Japan Geoscience Union Meeting 2019

Presentation information

[J] Poster

M (Multidisciplinary and Interdisciplinary) » M-IS Intersection

[M-IS11] Aqua planetology

Tue. May 28, 2019 3:30 PM - 5:00 PM Poster Hall (International Exhibition Hall8, Makuhari Messe)

convener:Yasuhito Sekine(Earth-Life Science Insitute, Tokyo Institute of Technology), Tomohiro Usui(Earth-Life Science Institute, Tokyo Institute of Technology), Keisuke Fukushi(Institute of Nature & Environmental Technology, Kanazawa University), Takazo Shibuya(Japan Agency for Marine-Earth Science and Technology)

[MIS11-P18] Possibility of hydrogen peroxide as a warming agent on early Mars with oxidized condition

*Yuichi Ito1, George HASHIMOTO2, Yoshiyuki O. Takahashi3, Masaki Ishiwatari1, Kiyoshi Kuramoto1 (1.Department of Cosmosciences, Graduate school of Science, Hokkaido University, 2.Department of Earth Sciences, Okayama University, 3.Graduate School of Science, Kobe University)
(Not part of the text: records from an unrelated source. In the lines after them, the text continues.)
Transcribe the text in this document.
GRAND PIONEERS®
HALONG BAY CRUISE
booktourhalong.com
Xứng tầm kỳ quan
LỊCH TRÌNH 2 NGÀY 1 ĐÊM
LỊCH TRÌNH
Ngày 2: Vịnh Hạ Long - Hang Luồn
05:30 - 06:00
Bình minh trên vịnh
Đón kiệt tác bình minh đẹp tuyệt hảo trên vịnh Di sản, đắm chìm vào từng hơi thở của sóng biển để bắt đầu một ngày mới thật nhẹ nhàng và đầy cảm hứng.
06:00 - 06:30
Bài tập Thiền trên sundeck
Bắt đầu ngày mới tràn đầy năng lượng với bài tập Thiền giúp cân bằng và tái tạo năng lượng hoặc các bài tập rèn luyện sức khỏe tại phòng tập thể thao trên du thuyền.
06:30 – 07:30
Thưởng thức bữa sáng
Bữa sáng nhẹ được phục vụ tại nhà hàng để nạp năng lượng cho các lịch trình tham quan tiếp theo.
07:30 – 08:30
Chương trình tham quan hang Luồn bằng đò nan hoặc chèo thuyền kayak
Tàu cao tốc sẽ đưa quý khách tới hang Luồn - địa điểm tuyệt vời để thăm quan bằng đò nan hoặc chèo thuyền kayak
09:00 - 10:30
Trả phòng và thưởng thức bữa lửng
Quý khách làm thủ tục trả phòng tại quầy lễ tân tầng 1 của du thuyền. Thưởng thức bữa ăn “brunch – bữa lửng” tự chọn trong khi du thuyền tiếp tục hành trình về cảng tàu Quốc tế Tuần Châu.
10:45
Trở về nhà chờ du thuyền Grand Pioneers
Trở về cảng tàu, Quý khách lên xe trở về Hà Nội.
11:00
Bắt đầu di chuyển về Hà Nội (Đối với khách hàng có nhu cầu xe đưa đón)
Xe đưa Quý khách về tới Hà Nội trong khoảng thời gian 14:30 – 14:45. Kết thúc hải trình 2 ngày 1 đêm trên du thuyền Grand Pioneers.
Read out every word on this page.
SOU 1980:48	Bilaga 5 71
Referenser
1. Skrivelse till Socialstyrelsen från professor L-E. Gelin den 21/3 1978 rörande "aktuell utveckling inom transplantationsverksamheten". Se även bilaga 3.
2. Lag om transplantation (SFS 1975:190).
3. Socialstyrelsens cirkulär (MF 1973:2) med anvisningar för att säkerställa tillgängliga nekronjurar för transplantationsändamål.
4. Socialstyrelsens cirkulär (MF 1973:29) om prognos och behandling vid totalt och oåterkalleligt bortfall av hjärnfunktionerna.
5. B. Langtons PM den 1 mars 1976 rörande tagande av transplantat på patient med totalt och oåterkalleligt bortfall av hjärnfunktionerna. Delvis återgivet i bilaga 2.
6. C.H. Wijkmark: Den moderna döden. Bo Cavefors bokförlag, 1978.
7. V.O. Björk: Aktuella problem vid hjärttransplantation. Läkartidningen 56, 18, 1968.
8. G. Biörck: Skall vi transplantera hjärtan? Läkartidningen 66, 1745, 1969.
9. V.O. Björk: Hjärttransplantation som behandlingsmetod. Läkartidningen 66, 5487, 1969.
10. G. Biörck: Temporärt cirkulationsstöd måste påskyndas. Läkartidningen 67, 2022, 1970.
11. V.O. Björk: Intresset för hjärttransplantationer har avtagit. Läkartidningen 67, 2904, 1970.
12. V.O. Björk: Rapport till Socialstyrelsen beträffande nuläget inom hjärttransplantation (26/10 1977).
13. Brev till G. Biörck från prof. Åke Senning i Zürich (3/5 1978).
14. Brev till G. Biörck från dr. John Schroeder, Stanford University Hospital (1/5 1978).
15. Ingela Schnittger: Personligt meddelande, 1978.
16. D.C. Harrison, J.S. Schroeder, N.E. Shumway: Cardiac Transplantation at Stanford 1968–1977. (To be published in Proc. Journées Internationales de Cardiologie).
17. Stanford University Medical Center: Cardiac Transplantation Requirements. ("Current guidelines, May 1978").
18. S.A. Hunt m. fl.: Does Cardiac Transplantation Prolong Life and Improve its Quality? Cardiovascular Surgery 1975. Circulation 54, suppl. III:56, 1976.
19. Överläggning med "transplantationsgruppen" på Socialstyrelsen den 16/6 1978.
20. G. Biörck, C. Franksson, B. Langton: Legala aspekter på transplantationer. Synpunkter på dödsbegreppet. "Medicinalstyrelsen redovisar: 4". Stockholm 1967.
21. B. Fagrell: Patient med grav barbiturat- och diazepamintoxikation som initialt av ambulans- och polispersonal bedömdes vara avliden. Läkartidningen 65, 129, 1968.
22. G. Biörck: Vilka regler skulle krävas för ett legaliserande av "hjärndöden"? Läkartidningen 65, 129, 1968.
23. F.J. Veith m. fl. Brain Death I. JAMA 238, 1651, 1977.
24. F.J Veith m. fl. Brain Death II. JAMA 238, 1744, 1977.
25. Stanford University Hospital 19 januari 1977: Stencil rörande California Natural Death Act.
Keywords:Mars, Liquid water, Atmosphere

Recently, Lanza et al. (2016) reported the detection of the high Mn-oxides abundances of Martian rocks in Gale Crater, where preserves the past martian surface environment during 3–4 Ga. This observation suggests that both liquid water and a highly oxidized atmosphere existed on early Mars, since the precipitation of such a Mn-oxide-rich rock requires highly oxidizing condition in water. On the other hand, the Solar luminosity at 4 Ga would be only 75 % of the current value. Due to this, it is thought that additional greenhouse components in CO2–H2O atmospheres could have played a key role for warming on early Mars on the basis of climate models (e.g., Kasting 1991). However, no previous atmospheric models have shown that highly oxidized atmosphere can warm the mean surface temperature of early Mars above 273 K. As a gaseous material oxidizing martian surface, hydrogen peroxide, H2O2, has been received attention (e.g., Zahnle et al. 2008) On the other side, anyone does not focus on H2O2 as a greenhouse gas, owing to the extremely low abundance in the current Martian atmosphere. Although hydrogen peroxide is photo-chemically unstable, its absorption for far-infrared radiation per a molecule is very strong. Thus, hydrogen peroxide might warm early Mars, if the atmosphere was highly oxidized.
To test this idea, we use a 1-D atmospheric energy balance model with a line-by-line radiative transfer calculation. Then, by parameterizing the abundance of H2O2 in a CO2-dominant atmosphere, we estimate how much the surface temperature is warmed. We found that the temperature increased at most only 3 K, in the case of the atmosphere with the saturated abundance of H2O2. On the other hand, when the abundance of condensation nuclei in the upper atmosphere is low, H2O2 is expected to be possibly super-saturated. In the case of the atmosphere with pressure of > 2bar and 1 ppm H2O2, the surface temperature can exceed 273 K. Also, in the case for 10 ppm H2O2, at least 1 bar atmosphere is required to warm the surface temperature above 273 K. In particular, for the 2 bar atmospheres including H2O2 with a molar fraction of 1 ppm and 10 ppm, the surface temperatures increase about 40 K and 80 K from 230 K, respectively. In this presentation, we will discuss about the possibility that H2O2 concentrates to be super-saturated from the view of photochemical production and condensation processes.